Uncategorized

Wireless Capturing of UL OFDMA

gjermundraaen15 Comments

The process of wireless capturing of 802.11ax OFDMA-frames has evolved. The newest step, for me, is to capture the UL OFDMA frames.

I use the NVIDIA Jetson Nano developer kit with the Intel AX200 NIC for wireless capturing and I have earlier showed how to capture:

  • Single-user 802.11 in this blog
    • But Francois Verges has developed this method, see his blog
  • Multi-user frames during DL OFDMA in this blog
  • UL OFDMA without capturing the data frames in this blog

The next step is to capture the data frames during UL OFDMA. These frames are sent in a format called trigger-based frame format (HE TB PPDU). I have explained how the RF looks like during UL OFDMA in this blog.

The key moment for capturing these frames is to capture the preceding Basic Trigger frame, sent from the AP. This Basic Trigger frame tells the stations in the BSS which station who can send its data and in what shape (resource unit, MCS, spatial stream and for how long).
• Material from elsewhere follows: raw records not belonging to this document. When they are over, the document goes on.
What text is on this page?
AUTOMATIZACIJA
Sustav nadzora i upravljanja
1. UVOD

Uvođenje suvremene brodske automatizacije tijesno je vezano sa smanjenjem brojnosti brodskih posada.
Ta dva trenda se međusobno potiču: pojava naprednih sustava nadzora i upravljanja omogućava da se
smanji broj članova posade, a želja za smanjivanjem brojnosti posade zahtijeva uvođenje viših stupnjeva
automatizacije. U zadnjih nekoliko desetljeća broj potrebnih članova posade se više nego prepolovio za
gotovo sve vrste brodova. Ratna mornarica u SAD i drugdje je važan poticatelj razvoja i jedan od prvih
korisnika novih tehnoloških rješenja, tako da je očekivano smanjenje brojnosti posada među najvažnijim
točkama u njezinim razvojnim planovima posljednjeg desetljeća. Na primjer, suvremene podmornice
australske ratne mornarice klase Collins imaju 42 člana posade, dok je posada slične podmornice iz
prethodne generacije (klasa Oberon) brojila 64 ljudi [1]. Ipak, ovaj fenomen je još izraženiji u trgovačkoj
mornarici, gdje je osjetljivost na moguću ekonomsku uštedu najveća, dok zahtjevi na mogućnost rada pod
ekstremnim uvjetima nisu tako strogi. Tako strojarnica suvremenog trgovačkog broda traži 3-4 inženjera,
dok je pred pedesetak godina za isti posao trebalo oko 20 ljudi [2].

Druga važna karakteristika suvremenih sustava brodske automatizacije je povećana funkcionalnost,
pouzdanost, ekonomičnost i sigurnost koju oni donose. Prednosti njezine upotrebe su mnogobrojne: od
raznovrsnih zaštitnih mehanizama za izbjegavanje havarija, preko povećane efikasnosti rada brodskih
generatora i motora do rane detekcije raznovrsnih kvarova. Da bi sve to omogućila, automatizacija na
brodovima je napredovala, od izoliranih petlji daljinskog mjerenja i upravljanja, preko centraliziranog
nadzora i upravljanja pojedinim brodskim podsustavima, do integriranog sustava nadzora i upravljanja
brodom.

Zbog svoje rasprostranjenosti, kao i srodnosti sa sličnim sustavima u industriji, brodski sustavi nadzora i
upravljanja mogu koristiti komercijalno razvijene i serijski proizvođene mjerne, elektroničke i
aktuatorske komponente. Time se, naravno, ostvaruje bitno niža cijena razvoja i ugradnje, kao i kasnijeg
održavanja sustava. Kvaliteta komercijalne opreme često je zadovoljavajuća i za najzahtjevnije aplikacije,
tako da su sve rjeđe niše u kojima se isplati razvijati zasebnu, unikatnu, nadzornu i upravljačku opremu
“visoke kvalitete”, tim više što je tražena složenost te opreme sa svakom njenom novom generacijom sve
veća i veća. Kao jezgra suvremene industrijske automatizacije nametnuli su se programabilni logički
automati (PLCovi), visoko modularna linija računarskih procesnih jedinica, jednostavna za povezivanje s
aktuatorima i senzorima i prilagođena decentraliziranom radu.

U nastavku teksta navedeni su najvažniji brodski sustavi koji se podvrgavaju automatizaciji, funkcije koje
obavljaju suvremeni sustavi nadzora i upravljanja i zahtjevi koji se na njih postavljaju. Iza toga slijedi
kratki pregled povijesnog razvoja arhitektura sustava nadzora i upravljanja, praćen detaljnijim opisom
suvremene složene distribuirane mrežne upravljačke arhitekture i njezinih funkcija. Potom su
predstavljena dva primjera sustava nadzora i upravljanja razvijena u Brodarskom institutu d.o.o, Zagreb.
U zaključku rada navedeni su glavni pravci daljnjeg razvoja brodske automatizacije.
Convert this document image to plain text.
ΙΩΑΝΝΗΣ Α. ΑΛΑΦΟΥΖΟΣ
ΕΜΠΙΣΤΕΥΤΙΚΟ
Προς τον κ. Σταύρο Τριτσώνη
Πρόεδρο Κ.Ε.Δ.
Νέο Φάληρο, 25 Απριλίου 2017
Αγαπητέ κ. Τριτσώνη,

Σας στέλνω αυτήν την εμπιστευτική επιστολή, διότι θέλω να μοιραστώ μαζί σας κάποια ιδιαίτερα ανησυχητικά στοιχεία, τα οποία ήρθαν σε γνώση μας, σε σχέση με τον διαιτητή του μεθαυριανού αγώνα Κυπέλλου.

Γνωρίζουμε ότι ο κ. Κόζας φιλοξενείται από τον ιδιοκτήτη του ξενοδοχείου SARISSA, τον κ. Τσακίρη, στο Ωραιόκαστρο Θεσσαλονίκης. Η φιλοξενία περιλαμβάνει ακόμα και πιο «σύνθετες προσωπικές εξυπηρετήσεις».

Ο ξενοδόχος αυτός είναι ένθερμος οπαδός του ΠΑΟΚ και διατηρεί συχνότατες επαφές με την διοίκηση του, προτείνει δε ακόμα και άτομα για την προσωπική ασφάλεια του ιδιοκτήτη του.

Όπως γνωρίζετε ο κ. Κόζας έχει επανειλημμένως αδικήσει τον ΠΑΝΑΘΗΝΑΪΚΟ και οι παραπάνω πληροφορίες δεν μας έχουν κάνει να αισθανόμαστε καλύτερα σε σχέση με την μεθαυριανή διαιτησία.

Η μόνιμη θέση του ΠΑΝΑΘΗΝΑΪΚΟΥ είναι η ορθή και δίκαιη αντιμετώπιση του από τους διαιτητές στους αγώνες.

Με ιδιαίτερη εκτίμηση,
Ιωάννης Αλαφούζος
This is explained in these blogs (Basic Trigger frame and LENGTH).

When we capture the multi-user frame during DL OFDMA we use an echo command which tells the wireless NIC in our capturing device which AID (association ID) it should capture multi-user frames for. The command was this

echo 0 00:00:00:00:00:00 > /sys/kernel/debug/iwlwifi/*/iwlmvm/he_sniffer_params

where we set the AID in the first parameter. It is explained in this blog.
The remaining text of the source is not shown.